On Sunday, Quinn characterized the city’s fiscal outlook as being better than at any time since the 2008 financial crisis. She said the budget allows the city’s public libraries to maintain their hours of operation, restores cuts to child care and after-school services, and ensures that senior and community centers in public housing facilities stay open.

“This budget process should serve as an example to our colleagues in government throughout the country, that if you focus on delivering and check the grandstanding at the door, you can accomplish a great deal – and that’s what this is all about,” said Quinn in a council statement.

Frank Gulluscio, district manager of CB 6, was pleased that most vital services in the borough were spared the budget ax.

“We’re ecstatic because seniors were largely unaffected as well as libraries. We always worry every year about senior centers and libraries.”

In an emailed statement, Councilwoman Karen Koslowitz said “Despite the many obstacles and challenges that were presented in this year’s Executive proposal, it gives me great pleasure to pass a budget that saves many of the City’s vital services from firehouses and libraries to child care and after school programs that were slated to close.”

Koslowitz called the budget a victory for not only working class families that rely on various city programs but also for the countless numbers of children that benefit from the “safe, inclusive and supportive culture of learning and cognitive development.”

Councilwoman Elizabeth Crowley also expressed relief that vital service cuts were avoided. “The number one risk in the budget process was the closure of fire companies and those were avoided,” she said. But, not all city politicians were satisfied with the resulting budget.

Bill De Blasio, the city’s public advocate and a candidate for mayor, issued a statement that was less than complimentary regarding the negotiated budget deal.

“This budget was an opportunity to reverse the loss of 30,000 after-school seats cut over the past several years,” De Blasio said. “It should have asked the wealthiest New Yorkers to contribute more, so we could build a real foundation for our education system. Instead, it affirmed a status quo that continues to leave working families behind.”

And locally, Alex Blenkinsopp, a Woodhaven resident and member of CB 9, also had reservations about the budget.

Lamenting the recent loss of the Forest Park Senior Center, Blenkinsopp gave the budget a lukewarm reception.

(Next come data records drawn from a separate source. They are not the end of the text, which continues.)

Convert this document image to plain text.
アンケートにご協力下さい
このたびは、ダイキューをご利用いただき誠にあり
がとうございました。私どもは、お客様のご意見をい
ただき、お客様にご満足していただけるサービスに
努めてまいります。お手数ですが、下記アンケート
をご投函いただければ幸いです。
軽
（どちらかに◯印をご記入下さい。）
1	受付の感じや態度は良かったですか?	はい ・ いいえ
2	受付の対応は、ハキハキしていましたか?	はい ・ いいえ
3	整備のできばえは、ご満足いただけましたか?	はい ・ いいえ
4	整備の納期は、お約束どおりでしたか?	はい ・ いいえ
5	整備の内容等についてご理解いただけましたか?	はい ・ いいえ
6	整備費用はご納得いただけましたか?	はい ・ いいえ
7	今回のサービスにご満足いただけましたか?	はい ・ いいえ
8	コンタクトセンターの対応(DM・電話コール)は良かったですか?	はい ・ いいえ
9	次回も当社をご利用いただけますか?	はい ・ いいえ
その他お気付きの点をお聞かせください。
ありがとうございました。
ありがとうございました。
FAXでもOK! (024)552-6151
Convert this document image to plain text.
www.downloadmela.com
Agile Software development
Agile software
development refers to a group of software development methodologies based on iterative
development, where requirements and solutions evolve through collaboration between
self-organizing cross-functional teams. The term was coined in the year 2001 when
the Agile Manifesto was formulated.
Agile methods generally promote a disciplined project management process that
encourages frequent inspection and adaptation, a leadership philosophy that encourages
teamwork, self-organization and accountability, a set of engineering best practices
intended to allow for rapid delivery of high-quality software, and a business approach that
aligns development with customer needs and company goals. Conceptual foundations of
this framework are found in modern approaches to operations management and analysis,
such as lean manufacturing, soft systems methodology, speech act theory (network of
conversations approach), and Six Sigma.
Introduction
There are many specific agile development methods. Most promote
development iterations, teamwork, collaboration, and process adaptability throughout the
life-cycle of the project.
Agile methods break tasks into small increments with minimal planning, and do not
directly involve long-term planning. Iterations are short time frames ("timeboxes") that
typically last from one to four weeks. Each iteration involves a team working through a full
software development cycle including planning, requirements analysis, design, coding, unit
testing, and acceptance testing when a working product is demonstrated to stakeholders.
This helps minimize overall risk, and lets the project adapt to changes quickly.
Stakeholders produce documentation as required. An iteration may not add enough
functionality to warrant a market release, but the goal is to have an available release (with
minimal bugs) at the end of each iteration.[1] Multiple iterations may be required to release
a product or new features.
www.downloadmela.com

“Every year we go without losing a firehouse or library is a lucky year,” he said. “While there don’t appear to be any major changes, there also seems that there’s little progress.”

Blenkinsopp added, “It will be very interesting to see how the next mayor chooses to treat Queens and the services which are most important to the people of Woodhaven.”

The FY 2014 budget is due to take effect on July 1 and the council is expected to vote on the budget later this week.